Nature communications

β-Arrestin1 enhances hepatocellular carcinogenesis through inflammation-mediated Akt signalling.

PMID 26077142


G-protein-coupled receptors (GPCR) constitute the largest known superfamily for signal transduction and transmission, and they control a variety of physiological and pathological processes. GPCR adaptor β-arrestins (ARRBs) play a role in cancerous proliferation. However, the effect of ARRBs in inflammation-mediated hepatocellular carcinogenesis is unknown. Here we show that ARRB1, but not ARRB2, is upregulated in inflammation-associated hepatocellular carcinoma (HCC) and paracancerous tissues in humans. A genotoxic carcinogen, diethylnitrosamine (DEN), significantly induces hepatic inflammation, TNF-α production and ARRB1 expression. Although ARRB1 deficiency does not affect hepatic inflammation and TNF-α production, it markedly represses hepatocellular carcinogenesis by suppressing malignant proliferation in DEN-treated mice.

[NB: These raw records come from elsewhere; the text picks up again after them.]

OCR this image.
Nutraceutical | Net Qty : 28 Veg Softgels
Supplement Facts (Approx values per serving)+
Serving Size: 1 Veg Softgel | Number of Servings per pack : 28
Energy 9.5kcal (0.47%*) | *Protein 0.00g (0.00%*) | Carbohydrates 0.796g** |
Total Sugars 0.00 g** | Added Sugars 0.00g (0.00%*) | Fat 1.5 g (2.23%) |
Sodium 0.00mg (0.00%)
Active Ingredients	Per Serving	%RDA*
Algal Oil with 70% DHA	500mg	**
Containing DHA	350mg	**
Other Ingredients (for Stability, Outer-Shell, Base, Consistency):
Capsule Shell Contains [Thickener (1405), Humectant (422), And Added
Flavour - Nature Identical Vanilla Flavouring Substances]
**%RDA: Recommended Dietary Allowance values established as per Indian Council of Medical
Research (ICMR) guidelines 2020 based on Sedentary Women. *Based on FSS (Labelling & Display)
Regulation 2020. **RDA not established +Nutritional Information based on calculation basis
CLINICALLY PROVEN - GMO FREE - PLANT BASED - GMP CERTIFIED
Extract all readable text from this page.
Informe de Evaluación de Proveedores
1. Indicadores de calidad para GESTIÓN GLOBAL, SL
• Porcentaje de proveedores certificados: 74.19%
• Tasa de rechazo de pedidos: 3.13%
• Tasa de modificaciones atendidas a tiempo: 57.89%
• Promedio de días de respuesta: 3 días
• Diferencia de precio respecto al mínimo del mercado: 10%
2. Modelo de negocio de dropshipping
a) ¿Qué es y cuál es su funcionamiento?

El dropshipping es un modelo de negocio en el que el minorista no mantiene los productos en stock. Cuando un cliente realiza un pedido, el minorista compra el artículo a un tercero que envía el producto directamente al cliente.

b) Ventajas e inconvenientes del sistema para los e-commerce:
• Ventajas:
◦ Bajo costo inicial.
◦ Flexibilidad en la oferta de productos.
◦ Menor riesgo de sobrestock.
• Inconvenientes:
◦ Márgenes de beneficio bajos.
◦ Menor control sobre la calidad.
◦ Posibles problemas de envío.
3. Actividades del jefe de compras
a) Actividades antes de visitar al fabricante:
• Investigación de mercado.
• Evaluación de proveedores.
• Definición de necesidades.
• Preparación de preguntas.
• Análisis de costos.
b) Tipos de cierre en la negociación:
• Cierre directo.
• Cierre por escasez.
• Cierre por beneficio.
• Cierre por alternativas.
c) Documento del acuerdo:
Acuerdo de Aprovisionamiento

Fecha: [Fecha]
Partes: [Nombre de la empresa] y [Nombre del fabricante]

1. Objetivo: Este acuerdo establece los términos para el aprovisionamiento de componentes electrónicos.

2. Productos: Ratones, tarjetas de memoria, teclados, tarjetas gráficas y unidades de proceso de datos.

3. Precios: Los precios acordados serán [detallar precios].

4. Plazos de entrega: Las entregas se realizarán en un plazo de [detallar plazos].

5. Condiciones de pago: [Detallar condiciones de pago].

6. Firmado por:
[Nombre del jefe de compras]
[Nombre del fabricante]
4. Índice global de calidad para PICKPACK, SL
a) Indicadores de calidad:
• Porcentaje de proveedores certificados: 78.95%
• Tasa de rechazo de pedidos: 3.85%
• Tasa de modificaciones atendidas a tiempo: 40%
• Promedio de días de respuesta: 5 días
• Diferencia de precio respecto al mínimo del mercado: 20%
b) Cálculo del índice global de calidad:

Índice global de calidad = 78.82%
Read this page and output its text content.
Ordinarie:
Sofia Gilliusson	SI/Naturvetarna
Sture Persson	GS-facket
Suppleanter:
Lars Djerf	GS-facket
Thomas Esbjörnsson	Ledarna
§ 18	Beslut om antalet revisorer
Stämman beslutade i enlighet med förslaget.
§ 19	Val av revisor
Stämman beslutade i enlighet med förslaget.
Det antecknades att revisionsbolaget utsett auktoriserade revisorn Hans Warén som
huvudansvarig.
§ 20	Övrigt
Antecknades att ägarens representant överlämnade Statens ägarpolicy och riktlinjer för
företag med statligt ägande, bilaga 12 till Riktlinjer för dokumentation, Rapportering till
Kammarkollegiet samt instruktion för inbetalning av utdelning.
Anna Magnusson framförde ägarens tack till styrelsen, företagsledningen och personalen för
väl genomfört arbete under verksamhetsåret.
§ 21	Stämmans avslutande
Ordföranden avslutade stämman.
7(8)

Furthermore, TNF-α directly induces hepatic ARRB1 expression and enhances ARRB1 interaction with Akt by binding to boost Akt phosphorylation, resulting in malignant proliferation of liver cells. Our data suggest that ARRB1 enhances hepatocellular carcinogenesis by inflammation-mediated Akt signalling and that ARRB1 may be a potential therapeutic target for HCC.